6. Beat in the vanilla. 
7. Scrape the sides and bottom. 
8. Add the eggs one by one, beating for a full min. before adding the next egg. 
9. Reduce the speed of the mixer to low and ad
d the cream (sour of heavy whipping cream). 
10. Place the foil wrapped springform pan into a large roasting pan. 
11. Scrape down the sides and bottom of the batter bowl. 
12. Pour the batter into the springform. 
13. Place th roasting pan in the oven, and pour enough boiling water into it so that the boiling water comes half way up the sides of the springform. 
14.  Bake for 1 hour 30 min.
15. Turn the oven off, and prop the door open with a wooden spoon. Leave the cheesecake in the oven for another hour. 
16. Pull the setup out of the oven, lift the springform out and remove the foil. 
17. Let the cheesecake come to room temp. 

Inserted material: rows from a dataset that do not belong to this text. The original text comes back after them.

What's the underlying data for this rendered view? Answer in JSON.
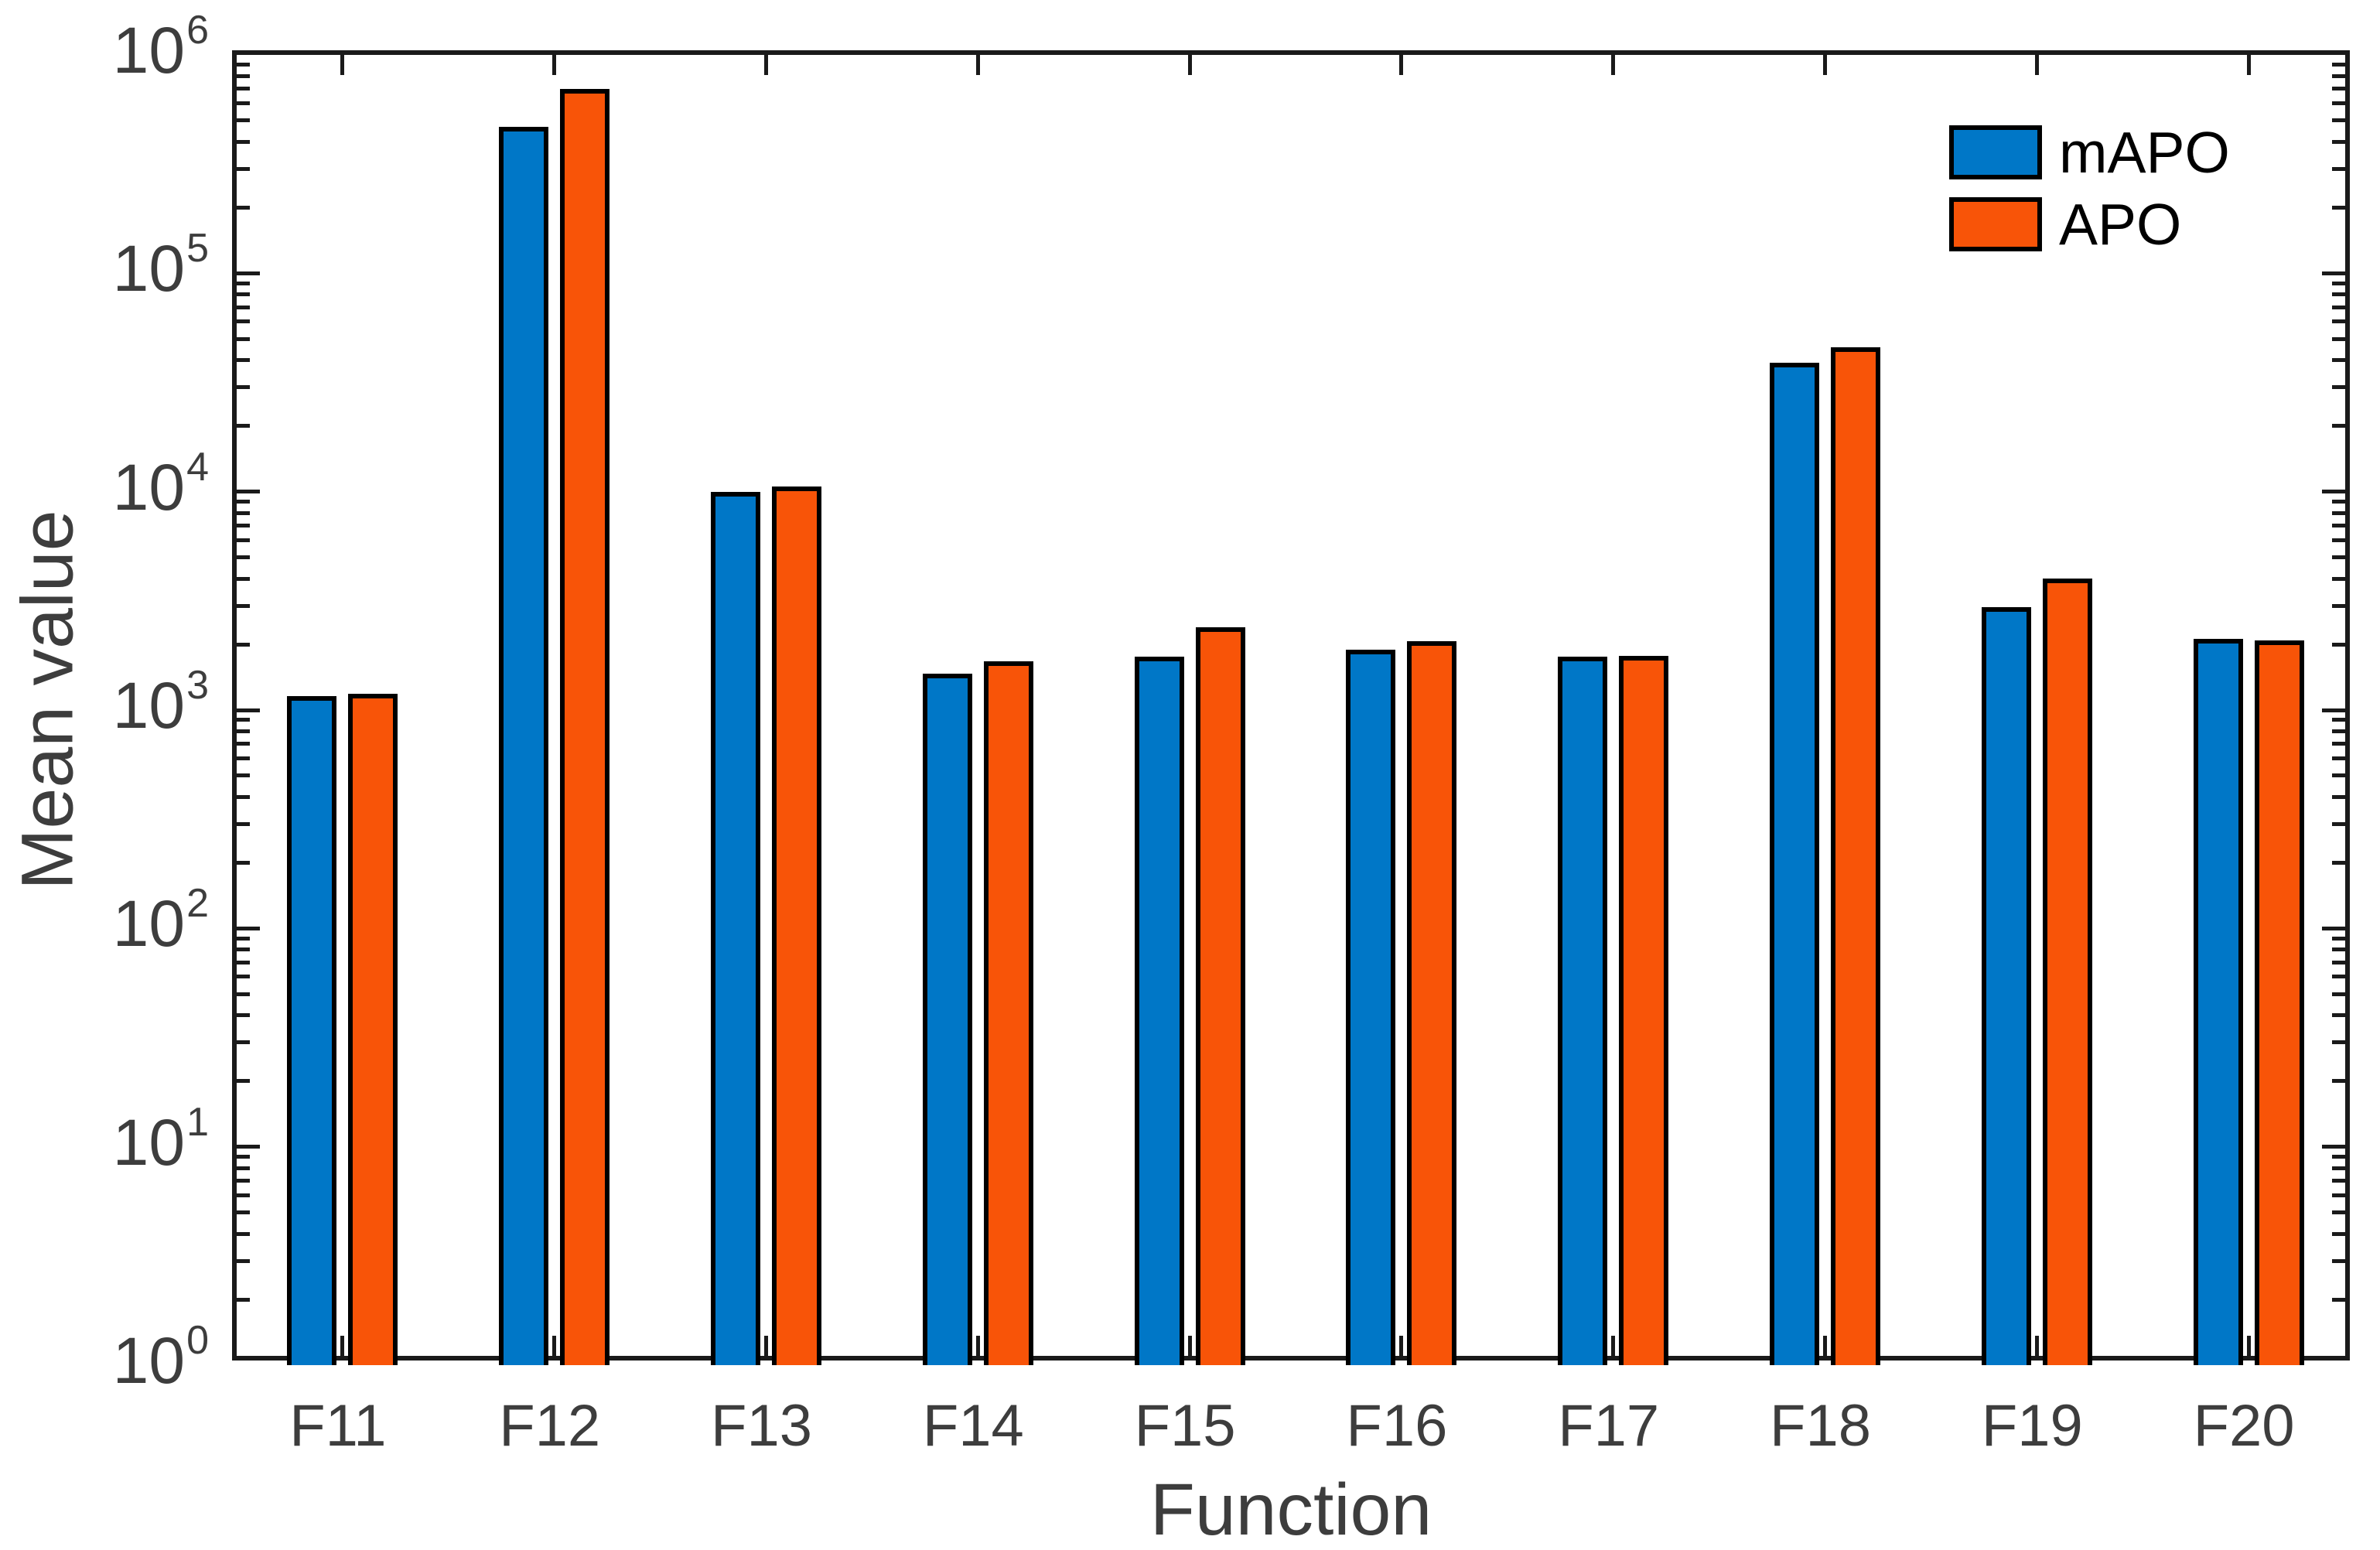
{
  "chart_data": {
    "type": "bar",
    "title": "",
    "xlabel": "Function",
    "ylabel": "Mean value",
    "yscale": "log",
    "ylim": [
      1,
      1000000
    ],
    "y_tick_exponents": [
      0,
      1,
      2,
      3,
      4,
      5,
      6
    ],
    "y_tick_base": "10",
    "grid": false,
    "legend_position": "northeast-inside",
    "categories": [
      "F11",
      "F12",
      "F13",
      "F14",
      "F15",
      "F16",
      "F17",
      "F18",
      "F19",
      "F20"
    ],
    "series": [
      {
        "name": "mAPO",
        "color": "#0077c7",
        "values": [
          1160,
          470000,
          10000,
          1470,
          1750,
          1890,
          1750,
          39000,
          2960,
          2110
        ]
      },
      {
        "name": "APO",
        "color": "#f85408",
        "values": [
          1190,
          700000,
          10600,
          1670,
          2400,
          2070,
          1770,
          46000,
          4000,
          2080
        ]
      }
    ]
  },
  "style": {
    "bar_outline_color": "#000000",
    "spine_color": "#1a1a1a",
    "tick_label_color": "#3d3d3d",
    "legend_text_color": "#000000",
    "background_color": "#ffffff"
  }
}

18. Refrigerate for at least 4 hours. 
19. When ready to serve remove the sides of the springform, and cut the cake. 

Method: Raspberry Coulis
1. Place the berries and sugar in a blender and whir until pureed. Add more sugar if needed. 
2. Strain the coulis through a sieve and serve on top of cheesecake. 

Taken from Dorie Greenspan "Baking: From My Home to Yours" pp. 467 and 235-7.